The plan that Apple developed includes the local people in the plan and addresses their needs in concert with the needs of wildlife. Simple things like rotating grazing areas to allow them to recover provides the people and animals with the healthy grassland that is required. The program focusses on restoration of existing areas rather than large scale replanting. Not only is this far less expensive, it also ensures biodiversity is maintained as opposed to monocrops (large tracts of land growing one single variety of crop or plant).
The result will be a rich, healthy and sustainable ecosystem that provides food for the Maasai people but also allows for the wild animals that call the area home too. Best of all, the program will be a demonstration project that shows how to implement responsible agriculture and stewardship – a model that can be rolled out to countries all across Africa.
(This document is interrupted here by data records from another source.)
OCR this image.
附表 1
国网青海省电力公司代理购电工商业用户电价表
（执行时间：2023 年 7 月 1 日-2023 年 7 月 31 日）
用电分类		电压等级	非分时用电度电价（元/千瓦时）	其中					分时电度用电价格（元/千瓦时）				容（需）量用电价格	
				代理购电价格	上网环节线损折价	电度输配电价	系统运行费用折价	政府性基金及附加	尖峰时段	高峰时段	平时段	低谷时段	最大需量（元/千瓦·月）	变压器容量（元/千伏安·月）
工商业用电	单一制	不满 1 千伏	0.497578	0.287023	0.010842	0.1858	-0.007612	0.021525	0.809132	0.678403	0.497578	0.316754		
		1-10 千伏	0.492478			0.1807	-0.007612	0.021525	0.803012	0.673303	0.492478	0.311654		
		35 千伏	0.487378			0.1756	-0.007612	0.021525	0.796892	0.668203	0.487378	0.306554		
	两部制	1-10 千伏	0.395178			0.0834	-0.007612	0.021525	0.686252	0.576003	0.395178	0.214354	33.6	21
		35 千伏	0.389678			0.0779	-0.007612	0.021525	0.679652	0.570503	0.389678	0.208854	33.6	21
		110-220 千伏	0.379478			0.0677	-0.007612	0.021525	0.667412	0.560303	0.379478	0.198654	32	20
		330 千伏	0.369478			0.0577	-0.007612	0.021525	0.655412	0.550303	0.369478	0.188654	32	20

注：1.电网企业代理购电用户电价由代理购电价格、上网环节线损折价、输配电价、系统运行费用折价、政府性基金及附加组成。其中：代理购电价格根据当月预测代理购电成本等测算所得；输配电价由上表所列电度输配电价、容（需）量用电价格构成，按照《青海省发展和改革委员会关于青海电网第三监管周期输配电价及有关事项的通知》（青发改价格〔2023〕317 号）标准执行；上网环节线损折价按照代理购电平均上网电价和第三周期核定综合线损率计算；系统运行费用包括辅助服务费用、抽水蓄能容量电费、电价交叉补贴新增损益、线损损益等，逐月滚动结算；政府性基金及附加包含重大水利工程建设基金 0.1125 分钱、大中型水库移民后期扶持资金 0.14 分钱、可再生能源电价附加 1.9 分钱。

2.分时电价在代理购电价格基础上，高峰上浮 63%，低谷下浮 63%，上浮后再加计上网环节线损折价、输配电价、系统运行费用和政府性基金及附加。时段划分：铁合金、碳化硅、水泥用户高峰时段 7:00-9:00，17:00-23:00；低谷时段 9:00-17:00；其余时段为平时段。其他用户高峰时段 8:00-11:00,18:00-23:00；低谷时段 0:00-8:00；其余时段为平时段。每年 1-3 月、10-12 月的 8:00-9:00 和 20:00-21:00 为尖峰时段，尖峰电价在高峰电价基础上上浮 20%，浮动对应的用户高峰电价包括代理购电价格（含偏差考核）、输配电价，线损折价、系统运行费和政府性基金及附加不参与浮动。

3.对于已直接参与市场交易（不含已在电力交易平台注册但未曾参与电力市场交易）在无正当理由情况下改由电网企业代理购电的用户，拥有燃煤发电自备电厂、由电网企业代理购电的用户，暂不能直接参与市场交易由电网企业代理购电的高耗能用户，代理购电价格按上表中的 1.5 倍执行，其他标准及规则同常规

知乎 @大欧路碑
The potential area for recovery is so large that it will sequester carbon on a very large scale. Estimates are that there are 900 million hectares of land that have been damaged and could be rehabilitated using this model. This would result in the removal of 3.6 billion tons of carbon dioxide per year. That’s approximately equivalent to the annual emissions from the entire E.U.
I’m in no rush to replace my aging but still usable devices, but I know which company will supply my next phone and computer purchases when I’m ready.
In other top happy eco news stories, scientists at Stanford and a university in China have developed a way to turn sea water into hydrogen and oxygen. This has always been possible with fresh water but the idea of using sea water leaves the fresh to be used for human consumption or for crops. A company called Hypergiant Industries has developed a personal sized appliance that uses algae to sequester carbon. The idea is that each person would be able to live a carbon neutral life and do it for themselves. Another article talks about 5 steps to zero waste in the bathroom – a very easy way to make big waste reduction changes and a desk sized turbine project that can provide enough power to run a small town.